Изменить размер шрифта - +

— Гм, — сказала девица Ручкина.

— Так я все вот насчет этого дела, — снова начал Мичулин.

— То есть насчет чего же, Иван Самойлыч? если насчет того, то будьте совершенно покойны: уж я что сказала, так уж сказала, а если насчет чего другого, извольте, я с удовольствием.

Иван Самойлыч не отвечал; сердце его надрывалось; слова замирали на губах, и даже что-то похожее на слезу сверкнуло в глазах его… В который раз получал он этот черствый отказ!

— Оно не то, Надежда Николаевна, — говорил он дрожащим голосом, — все бы еще снести можно! Да ведь другие!.. Ведь другие-то пьют, другие едят, другие веселятся! Отчего же другие?

Действительно ли несчастие его происходило оттого, что другие живут, другие веселы, или просто присутствие маленького существа, к которому сам питаешь маленькую слабость, еще горчее делает наше горе, — как бы то ни было, но герою нашему действительно сделалось тяжко и обидно.

А между тем Наденька тоже задумалась; она, конечно, заметила эту слезу, но все еще как-то думалось ей, что Иван Самойлыч хитрит, что все это он насчет того дела, насчет прежнего, а назначение и роль были тут только предлогом, чтоб пустить ей пыль в глаза и, пользуясь ее ослеплением, поставить-таки на своем.

— Да, оно, конечно, обидно, — сказала она тонко и деликатно, делая вид, как будто не замечает, куда клонится речь господина Мичулина, — да знаете ли, Иван Самойлыч, уж не пойти ли вам спать?

Иван Самойлыч сознался, что действительно уж поздно и что спать пора.

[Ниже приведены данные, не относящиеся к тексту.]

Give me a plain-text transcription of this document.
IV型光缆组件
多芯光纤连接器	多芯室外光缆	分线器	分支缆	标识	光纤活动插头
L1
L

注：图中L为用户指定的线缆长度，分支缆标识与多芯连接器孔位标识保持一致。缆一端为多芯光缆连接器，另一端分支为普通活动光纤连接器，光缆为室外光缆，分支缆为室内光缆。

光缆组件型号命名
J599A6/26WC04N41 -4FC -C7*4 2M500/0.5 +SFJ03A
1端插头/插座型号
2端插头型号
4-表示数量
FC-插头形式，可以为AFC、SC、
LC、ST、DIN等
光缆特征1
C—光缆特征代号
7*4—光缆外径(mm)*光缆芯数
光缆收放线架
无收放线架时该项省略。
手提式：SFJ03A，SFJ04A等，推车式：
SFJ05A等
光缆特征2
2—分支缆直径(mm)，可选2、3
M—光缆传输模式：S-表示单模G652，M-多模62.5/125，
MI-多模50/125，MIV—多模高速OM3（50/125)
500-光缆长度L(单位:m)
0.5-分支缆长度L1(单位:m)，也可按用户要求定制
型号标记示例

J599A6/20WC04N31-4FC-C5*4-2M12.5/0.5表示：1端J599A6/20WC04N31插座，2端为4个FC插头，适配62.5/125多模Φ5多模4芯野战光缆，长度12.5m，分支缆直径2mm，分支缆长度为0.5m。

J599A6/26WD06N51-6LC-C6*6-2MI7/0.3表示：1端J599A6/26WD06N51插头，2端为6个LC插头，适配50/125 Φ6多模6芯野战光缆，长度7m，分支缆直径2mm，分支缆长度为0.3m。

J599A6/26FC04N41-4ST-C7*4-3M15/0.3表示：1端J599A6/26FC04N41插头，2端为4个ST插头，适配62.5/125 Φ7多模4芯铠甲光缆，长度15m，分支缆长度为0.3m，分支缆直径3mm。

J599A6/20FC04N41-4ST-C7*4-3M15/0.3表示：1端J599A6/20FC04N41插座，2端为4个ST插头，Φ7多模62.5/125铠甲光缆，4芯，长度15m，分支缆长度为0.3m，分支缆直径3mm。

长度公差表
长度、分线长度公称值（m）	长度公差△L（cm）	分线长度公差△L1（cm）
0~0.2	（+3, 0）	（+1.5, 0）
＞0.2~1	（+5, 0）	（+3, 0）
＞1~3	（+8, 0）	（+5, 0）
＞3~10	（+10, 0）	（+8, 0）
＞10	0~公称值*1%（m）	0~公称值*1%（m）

Лежа на одинокой постели своей, долго не мог заснуть Иван Самойлыч. Все ему чудилось живое, полненькое личико Наденьки, и светло, и роскошно рисовалась и суетилась перед глазами его эта миньятюрная, уютная фигурка, вечно хлопочущая, вечно бегающая… И мерещится ему во мраке его комнаты, что вот сверкнула ее грудь, вот промелькнула около самых его губ крошечная ножка… и ловит он ее взглядом, и усиливается высмотреть в густой темноте это дорогое, мимолетное видение, но тщетно! во мгле тонет взор его, во мгле, в глубокой, непроницаемой мгле, и не успевает он опомниться, как перед ним стоит длинный и тощий вопрос, вопрос насмешливый и недоброжелательный, составляющий все несчастие и гибель его бедной жизни.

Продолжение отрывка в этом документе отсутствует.